The Internal Revenue Service (IRS) on January 12, 2018 released a taxpayer-favorable private letter ruling (PLR 201802003), concluding that a taxpayer claiming the orphan drug credit (ODC) for qualified clinical trial expenses (QCTEs) may include QCTEs incurred after the date on which the Food and Drug Administration (FDA) granted a drug ‘accelerated approval.’
The PLR is noteworthy in that it seems to recognize that not all drug development post-marketing study activities are excluded as post-commercialization under Reg. sec. 1.41-4(c)(2)(ii). This is consistent with the general principle that the post-commercial research exclusion is not intended to disallow from credit eligibility expenditures that otherwise meet the general research credit (and ODC) eligibility requirements.
Under that exclusion, expenses related to post-commercialization activities generally are not allowed in calculating the research credit under Section 41 of the Internal Revenue Code, and therefore not in calculating the Section 45C ODC as well.
Taxpayers seeking to claim the ODC should consider the PLR’s conclusion when calculating their QCTEs to potentially benefit from the credit.
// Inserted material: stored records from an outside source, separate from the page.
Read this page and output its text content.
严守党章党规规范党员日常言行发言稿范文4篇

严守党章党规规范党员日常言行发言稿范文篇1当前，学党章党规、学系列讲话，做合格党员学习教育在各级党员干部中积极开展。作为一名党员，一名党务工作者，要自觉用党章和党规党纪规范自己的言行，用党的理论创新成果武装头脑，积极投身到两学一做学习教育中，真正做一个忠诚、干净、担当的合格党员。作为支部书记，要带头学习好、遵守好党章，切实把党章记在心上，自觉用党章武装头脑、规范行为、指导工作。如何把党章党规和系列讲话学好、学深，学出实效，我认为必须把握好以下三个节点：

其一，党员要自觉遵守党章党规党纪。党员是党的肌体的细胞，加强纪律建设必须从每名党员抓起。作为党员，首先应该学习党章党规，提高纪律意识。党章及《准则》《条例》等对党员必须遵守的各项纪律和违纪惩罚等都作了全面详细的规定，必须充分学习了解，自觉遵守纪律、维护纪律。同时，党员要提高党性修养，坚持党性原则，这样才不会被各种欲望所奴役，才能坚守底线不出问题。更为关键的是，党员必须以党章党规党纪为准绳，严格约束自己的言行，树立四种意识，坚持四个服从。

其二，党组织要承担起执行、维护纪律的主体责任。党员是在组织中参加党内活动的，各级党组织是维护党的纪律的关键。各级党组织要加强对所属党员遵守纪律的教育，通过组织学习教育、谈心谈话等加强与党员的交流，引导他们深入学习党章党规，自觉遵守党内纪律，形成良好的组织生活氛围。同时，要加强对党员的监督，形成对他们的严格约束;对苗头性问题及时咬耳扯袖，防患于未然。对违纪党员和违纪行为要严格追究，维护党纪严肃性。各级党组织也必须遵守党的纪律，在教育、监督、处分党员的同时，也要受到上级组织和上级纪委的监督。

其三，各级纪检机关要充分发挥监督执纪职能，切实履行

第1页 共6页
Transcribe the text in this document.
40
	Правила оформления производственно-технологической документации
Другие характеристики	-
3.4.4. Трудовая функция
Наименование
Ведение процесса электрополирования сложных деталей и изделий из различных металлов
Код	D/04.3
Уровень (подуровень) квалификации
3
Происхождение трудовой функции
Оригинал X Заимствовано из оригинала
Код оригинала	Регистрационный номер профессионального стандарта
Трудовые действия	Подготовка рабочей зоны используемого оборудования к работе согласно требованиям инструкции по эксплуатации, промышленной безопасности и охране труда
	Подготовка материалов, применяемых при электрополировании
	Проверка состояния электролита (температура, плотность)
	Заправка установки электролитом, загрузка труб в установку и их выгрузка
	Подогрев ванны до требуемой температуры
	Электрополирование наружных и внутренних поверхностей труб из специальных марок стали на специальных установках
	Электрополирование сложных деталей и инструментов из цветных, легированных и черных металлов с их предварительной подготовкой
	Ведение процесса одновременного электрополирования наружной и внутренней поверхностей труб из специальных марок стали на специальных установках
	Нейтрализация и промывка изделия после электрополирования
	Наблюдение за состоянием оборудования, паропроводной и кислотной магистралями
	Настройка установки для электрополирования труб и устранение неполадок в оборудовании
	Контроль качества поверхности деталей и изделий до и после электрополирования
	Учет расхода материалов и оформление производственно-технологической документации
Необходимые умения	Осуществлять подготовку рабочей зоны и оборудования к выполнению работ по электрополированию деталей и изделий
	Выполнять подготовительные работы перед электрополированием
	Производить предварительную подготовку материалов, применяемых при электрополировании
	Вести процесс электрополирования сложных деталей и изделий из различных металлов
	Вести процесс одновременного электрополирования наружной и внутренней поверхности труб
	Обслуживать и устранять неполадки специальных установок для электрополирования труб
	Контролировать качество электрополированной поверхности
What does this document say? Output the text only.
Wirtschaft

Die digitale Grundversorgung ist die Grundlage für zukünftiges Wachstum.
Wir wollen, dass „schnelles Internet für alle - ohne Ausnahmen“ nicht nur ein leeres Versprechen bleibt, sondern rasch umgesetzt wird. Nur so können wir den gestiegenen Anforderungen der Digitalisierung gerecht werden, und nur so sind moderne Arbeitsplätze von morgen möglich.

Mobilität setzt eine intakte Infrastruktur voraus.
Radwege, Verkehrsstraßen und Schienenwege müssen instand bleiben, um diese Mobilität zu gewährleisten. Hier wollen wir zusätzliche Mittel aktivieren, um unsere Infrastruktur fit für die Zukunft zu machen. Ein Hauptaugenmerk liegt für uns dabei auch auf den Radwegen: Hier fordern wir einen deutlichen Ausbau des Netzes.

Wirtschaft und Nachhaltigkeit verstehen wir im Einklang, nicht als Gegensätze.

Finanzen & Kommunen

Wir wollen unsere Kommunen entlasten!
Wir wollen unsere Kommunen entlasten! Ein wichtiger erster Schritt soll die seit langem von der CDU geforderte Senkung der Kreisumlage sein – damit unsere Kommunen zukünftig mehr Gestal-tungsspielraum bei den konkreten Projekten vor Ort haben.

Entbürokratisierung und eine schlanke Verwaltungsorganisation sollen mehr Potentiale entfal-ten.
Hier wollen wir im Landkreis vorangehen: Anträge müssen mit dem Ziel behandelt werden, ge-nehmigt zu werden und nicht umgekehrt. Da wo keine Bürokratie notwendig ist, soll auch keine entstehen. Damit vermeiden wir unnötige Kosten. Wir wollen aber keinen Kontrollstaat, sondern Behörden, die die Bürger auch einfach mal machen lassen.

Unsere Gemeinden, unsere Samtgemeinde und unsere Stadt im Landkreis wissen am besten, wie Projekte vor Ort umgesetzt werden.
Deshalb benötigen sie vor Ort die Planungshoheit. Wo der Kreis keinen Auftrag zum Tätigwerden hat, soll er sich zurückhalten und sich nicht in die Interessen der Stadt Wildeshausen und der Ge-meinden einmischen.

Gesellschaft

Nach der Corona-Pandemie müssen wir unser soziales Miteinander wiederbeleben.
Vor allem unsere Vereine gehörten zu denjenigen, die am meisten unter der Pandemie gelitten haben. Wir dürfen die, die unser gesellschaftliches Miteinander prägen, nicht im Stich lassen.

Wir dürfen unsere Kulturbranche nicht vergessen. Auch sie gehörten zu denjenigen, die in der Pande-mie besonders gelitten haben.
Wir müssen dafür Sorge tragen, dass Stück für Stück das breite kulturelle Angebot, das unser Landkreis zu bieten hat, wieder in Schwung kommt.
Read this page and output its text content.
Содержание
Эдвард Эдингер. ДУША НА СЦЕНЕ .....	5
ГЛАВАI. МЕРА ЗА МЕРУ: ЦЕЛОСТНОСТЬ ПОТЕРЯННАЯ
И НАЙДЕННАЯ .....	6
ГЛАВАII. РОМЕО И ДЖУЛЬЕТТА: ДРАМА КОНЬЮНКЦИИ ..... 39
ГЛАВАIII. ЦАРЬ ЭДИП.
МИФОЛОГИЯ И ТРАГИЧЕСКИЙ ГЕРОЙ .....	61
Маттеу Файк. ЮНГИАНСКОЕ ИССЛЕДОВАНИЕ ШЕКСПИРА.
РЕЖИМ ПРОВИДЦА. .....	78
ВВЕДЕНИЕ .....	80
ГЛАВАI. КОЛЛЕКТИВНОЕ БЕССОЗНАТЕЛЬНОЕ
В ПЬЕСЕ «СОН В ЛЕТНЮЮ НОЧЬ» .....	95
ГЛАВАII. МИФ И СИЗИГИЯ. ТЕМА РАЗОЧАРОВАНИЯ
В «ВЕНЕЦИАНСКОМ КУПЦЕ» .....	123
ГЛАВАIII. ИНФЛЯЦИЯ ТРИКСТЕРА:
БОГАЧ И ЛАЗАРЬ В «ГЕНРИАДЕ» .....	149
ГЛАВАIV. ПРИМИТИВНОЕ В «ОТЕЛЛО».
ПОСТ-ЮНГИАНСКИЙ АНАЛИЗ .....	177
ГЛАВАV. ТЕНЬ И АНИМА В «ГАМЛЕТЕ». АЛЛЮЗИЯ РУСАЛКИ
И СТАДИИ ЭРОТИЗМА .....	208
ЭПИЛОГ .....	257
Taxpayers also should evaluate trials associated with new indications, as well as all Phase IV trials, to determine whether they satisfy the requirements of Reg. sec. 1.41-4(c)(2)(iv) or Section 41 more generally.
Note: When considering both domestic and global clinical trials for rare diseases as well as new indications, taxpayers should consider clinical trials that satisfy the FDCA Section 505(i) definition regardless of location. Section 45C(b)(2)(A)(i) states that the clinical testing has to be carried out under an exemption for a drug being tested for a rare disease or condition under Section 505(i), which allows taxpayers to consider expenses for trials performed outside the United States as provided by Section 45C(d)(2)(A).